The problem is in Macedonia, where the Slav-dominated government is desperate not to swell the ranks of its own ethnic Albanian minority, which already accounts for 25 percent of its population.

"The international community has to persuade Macedonia that it is serious about helping it to ease the burden that it is caving in under, so as to get them to keep the border [with Kosovo] open and let the people who are on the border deeper into the country," explains Chris Yanovsky, a UNHCR spokesman.

With 120,000 refugees currently in Macedonia, and the government refusing to allow more than 20,000 of them to stay, "we have to take them out, we don't have the luxury of options," argues Mr. Yanovsky.

Stranded in no man's land

Some 85,000 more refugees are stranded in no man's land at the border, awaiting registration at painfully slow Macedonian checkpoints, while hundreds of thousands more are backed up deep into Kosovo, relief workers say, and about 10 people a day are dying.

The scale of the tragedy appears to have changed European minds. Only last week German Deputy Foreign Minister Gunter Verheugen said Western Europe should not take in Kosovo refugees because that "would mean that a speedy return was not possible." Such arguments might be seen as masking a simple unwillingness to welcome Albanian refugees, mostly Muslim peasants who though technically Europeans could hardly be more foreign to modern Western European eyes.

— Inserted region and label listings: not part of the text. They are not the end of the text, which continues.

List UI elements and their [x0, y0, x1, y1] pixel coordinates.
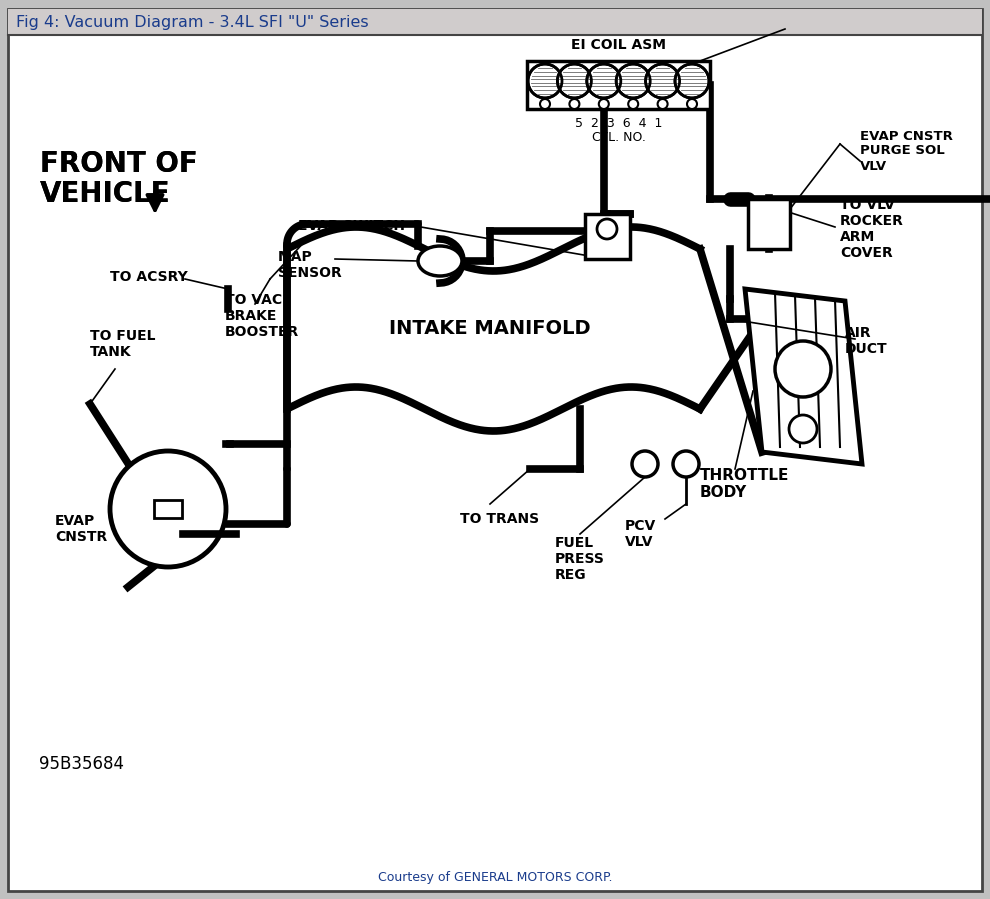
Text: EVAP
CNSTR: EVAP CNSTR [55, 514, 107, 544]
Circle shape [569, 99, 579, 109]
Polygon shape [745, 289, 862, 464]
Text: FRONT OF
VEHICLE: FRONT OF VEHICLE [40, 150, 198, 208]
Text: FRONT OF
VEHICLE: FRONT OF VEHICLE [40, 150, 198, 208]
Bar [154, 500, 182, 518]
Text: 5  2  3  6  4  1: 5 2 3 6 4 1 [575, 117, 662, 130]
Circle shape [775, 341, 831, 397]
Text: THROTTLE
BODY: THROTTLE BODY [700, 467, 789, 500]
Circle shape [675, 64, 709, 98]
Bar [748, 199, 790, 249]
Text: AIR
DUCT: AIR DUCT [845, 326, 888, 356]
Text: FUEL
PRESS
REG: FUEL PRESS REG [555, 536, 605, 583]
Circle shape [657, 99, 667, 109]
Text: MAP
SENSOR: MAP SENSOR [278, 250, 342, 280]
Circle shape [645, 64, 679, 98]
Text: TO TRANS: TO TRANS [460, 512, 540, 526]
Circle shape [629, 99, 639, 109]
Circle shape [673, 451, 699, 477]
Ellipse shape [418, 246, 462, 276]
Text: EI COIL ASM: EI COIL ASM [571, 38, 666, 52]
Text: EVAP CNSTR
PURGE SOL
VLV: EVAP CNSTR PURGE SOL VLV [860, 129, 952, 173]
Text: Courtesy of GENERAL MOTORS CORP.: Courtesy of GENERAL MOTORS CORP. [378, 870, 612, 884]
Circle shape [597, 219, 617, 239]
Text: PCV
VLV: PCV VLV [625, 519, 656, 549]
Circle shape [687, 99, 697, 109]
Circle shape [599, 99, 609, 109]
Text: EVAP SWITCH: EVAP SWITCH [298, 219, 405, 233]
Circle shape [540, 99, 550, 109]
Text: Fig 4: Vacuum Diagram - 3.4L SFI "U" Series: Fig 4: Vacuum Diagram - 3.4L SFI "U" Ser… [16, 14, 368, 30]
Bar [585, 214, 630, 259]
Text: CYL. NO.: CYL. NO. [592, 131, 645, 144]
Circle shape [616, 64, 650, 98]
Circle shape [110, 451, 226, 567]
Text: TO VAC
BRAKE
BOOSTER: TO VAC BRAKE BOOSTER [225, 293, 299, 339]
Bar [8, 9, 982, 35]
Circle shape [632, 451, 658, 477]
Circle shape [789, 415, 817, 443]
Text: TO FUEL
TANK: TO FUEL TANK [90, 329, 155, 359]
FancyBboxPatch shape [8, 9, 982, 891]
Text: 95B35684: 95B35684 [40, 755, 125, 773]
Bar [527, 61, 710, 109]
Circle shape [528, 64, 562, 98]
Text: TO ACSRY: TO ACSRY [110, 270, 188, 284]
Circle shape [557, 64, 591, 98]
Text: TO VLV
ROCKER
ARM
COVER: TO VLV ROCKER ARM COVER [840, 198, 904, 261]
Text: INTAKE MANIFOLD: INTAKE MANIFOLD [389, 319, 591, 339]
Circle shape [587, 64, 621, 98]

Certainly in Italy, where illegal immigrants from Albania have established notoriously violent organized crime gangs, public opinion is hostile to Albanians wherever they come from.

But elsewhere in Europe the last few days of continued persecution, and the American lead in offering shelter to the Kosovo Albanians, have softened many hearts.

"It is not a question of fearing invaders, but of bringing help to people who need it," said Marc Gentilini, head of the French Red Cross on April 6, criticizing his government's decision not to allow any refugees into France. "If this goes on, we will certainly be forced to change our policy."